Produced by bees that pollinate the flowers of the manuka bush (Leptospermum scoparium), the honey's enhanced antibacterial properties weren't identified and studied until the 1980s. And while you may be thinking of all the great things you’ve heard about raw honey, manuka honey is even better. Additional compounds — methylglyoxal (MGO), dihydroxyacetone (DHA), and a few others — make it even more beneficial for both internal and topical use, MindBodyGreen reports.
Speaking of topical use, manuka honey is a pantry staple — like coconut oil and apple cider vinegar — that does wonders for the skin. Some folks get fancy by whipping up a blend of ingredients — like oats and turmeric — with the manuka honey for a DIY face mask. Other people swear by washing their face with it.
Why? Well, because manuka honey has been shown to increase the production of collagen (which in turn, increases skin elasticity), while reducing dark spots, and acting as an anti-inflammatory to help treat skin conditions like rosacea and acne. Not to mention, it locks in moisture, MindBodyGreen explains.

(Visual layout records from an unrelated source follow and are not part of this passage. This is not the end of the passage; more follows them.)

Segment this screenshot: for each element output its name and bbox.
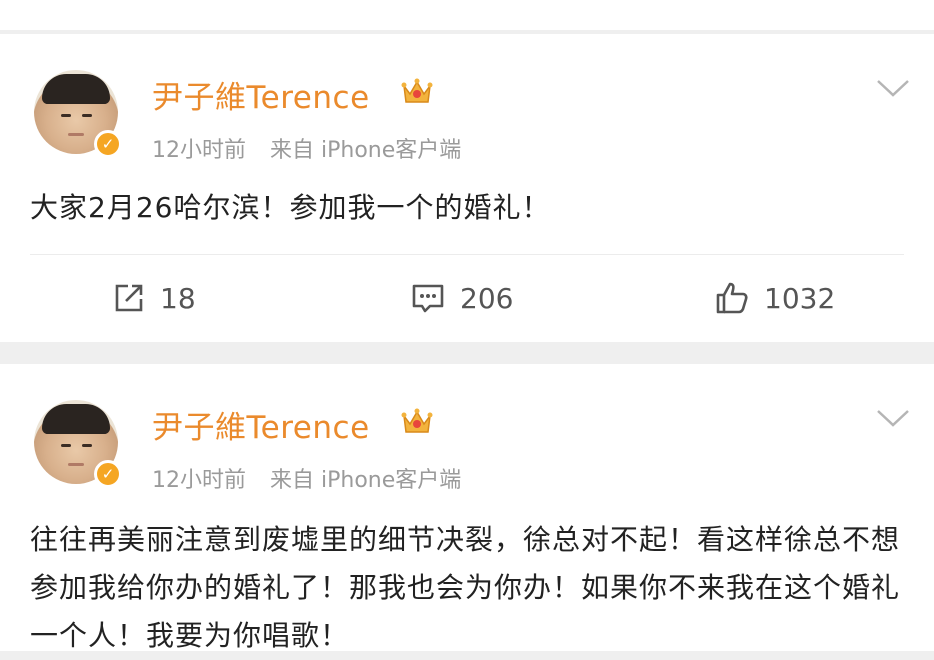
repost-button[interactable]: 18	[112, 278, 196, 318]
username[interactable]: 尹子維Terence	[152, 72, 370, 117]
crown-icon	[401, 78, 433, 103]
post-time: 12小时前	[152, 138, 246, 163]
repost-icon	[115, 284, 143, 312]
like-button[interactable]: 1032	[714, 278, 835, 318]
repost-count: 18	[160, 281, 196, 315]
post-source: 来自 iPhone客户端	[270, 138, 462, 163]
comment-icon	[412, 284, 444, 313]
post-meta: 12小时前 来自 iPhone客户端	[152, 462, 485, 494]
comment-count: 206	[460, 281, 514, 315]
post-time: 12小时前	[152, 468, 246, 493]
chevron-down-icon[interactable]	[876, 408, 910, 428]
weibo-post-card: ✓ 尹子維Terence 12小时前 来自 iPhone客户端 往往再美丽注意到废…	[0, 364, 934, 652]
verified-badge-icon: ✓	[94, 130, 122, 158]
avatar[interactable]: ✓	[34, 400, 122, 488]
avatar[interactable]: ✓	[34, 70, 122, 158]
previous-card-edge	[0, 0, 934, 30]
verified-badge-icon: ✓	[94, 460, 122, 488]
like-icon	[716, 282, 748, 314]
weibo-post-card: ✓ 尹子維Terence 12小时前 来自 iPhone客户端 大家2月26哈尔滨…	[0, 34, 934, 342]
like-count: 1032	[764, 281, 836, 315]
post-text: 往往再美丽注意到废墟里的细节决裂，徐总对不起！看这样徐总不想参加我给你办的婚礼了…	[30, 523, 901, 652]
username[interactable]: 尹子維Terence	[152, 402, 370, 447]
comment-button[interactable]: 206	[410, 278, 513, 318]
post-meta: 12小时前 来自 iPhone客户端	[152, 132, 485, 164]
crown-icon	[401, 408, 433, 433]
divider	[30, 254, 904, 255]
post-text: 大家2月26哈尔滨！参加我一个的婚礼！	[30, 191, 551, 224]
chevron-down-icon[interactable]	[876, 78, 910, 98]
post-source: 来自 iPhone客户端	[270, 468, 462, 493]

Aside from beautification, manuka honey helps to promote restful deep sleep by slowly releases the glycogen needed for essential bodily functions during sleep. Adding honey to milk at bedtime helps the body release melatonin into the brain, which is necessary for deep sleep, Dr. Axe suggests.
In 2007, manuka honey was approved by the FDA as an option for wound treatment, thanks to its known antibacterial and antioxidant properties. Multiple studies have shown that the viscous liquid can amplify the regeneration of tissue and decrease pain in patients suffering from burns. Additionally, manuka honey is effective at treating wound infections caused by antibiotic-resistant strains, such as Staphylococcus aureus (MRSA), Healthline reports.
Perhaps the most common use in the western world for honey is soothing sore throats — it’s in most cough drops, after all — and manuka honey is no different. Not only do its antibacterial, antiviral, and anti-fungal properties create the perfect trifecta for treatment, but its thick texture coats and soothes the throat, helping destroy the harmful bacteria in its path. Manuka honey can help prevent coughs from keeping you up at night, too. One tablespoon right into your mouth is all you need, MindBodyGreen reports.
Lastly, manuka honey is lauded for its gut health benefits — especially SIBO (small intestine bacterial overgrowth), low stomach acid and acid reflux or GERD. Experts say that it can balance the bad bacteria in your gut which can heal and soothe digestion, help prevent infections and build immunity. It’s also effective in killing the bacteria responsible for stomach ulcers (Helicobacter pylori).
Before you jet to Whole Foods to stock up on manuka honey, there are a few things you should know. First, it is usually sold with ratings, numbers or symbols that indicate the antibacterial strength of active honey. For example, you might see, "NPA" (non-peroxide activity), "UMF" (unique manuka factor), or "MGO/MG" (methylglyoxal) on labels. In short, the higher the number, the higher the antimicrobial activity, Refinery29 reports.
If you want to use manuka honey as a food or tonic, then there's no need to buy a "more active" type, but it might be wanted if using to help heal a wound, like a cut or scratch. Then you'd need to get something sterile, and with a high level of antimicrobial activity, Refinery29 explains.
Additionally, all manuka honey is (by definition) raw and unpasteurized to preserve its beneficial live enzymes and other compounds. If you purchase manuka honey featuring any of the above ratings, you can be sure it is raw and unpasteurized, MindBodyGreen notes.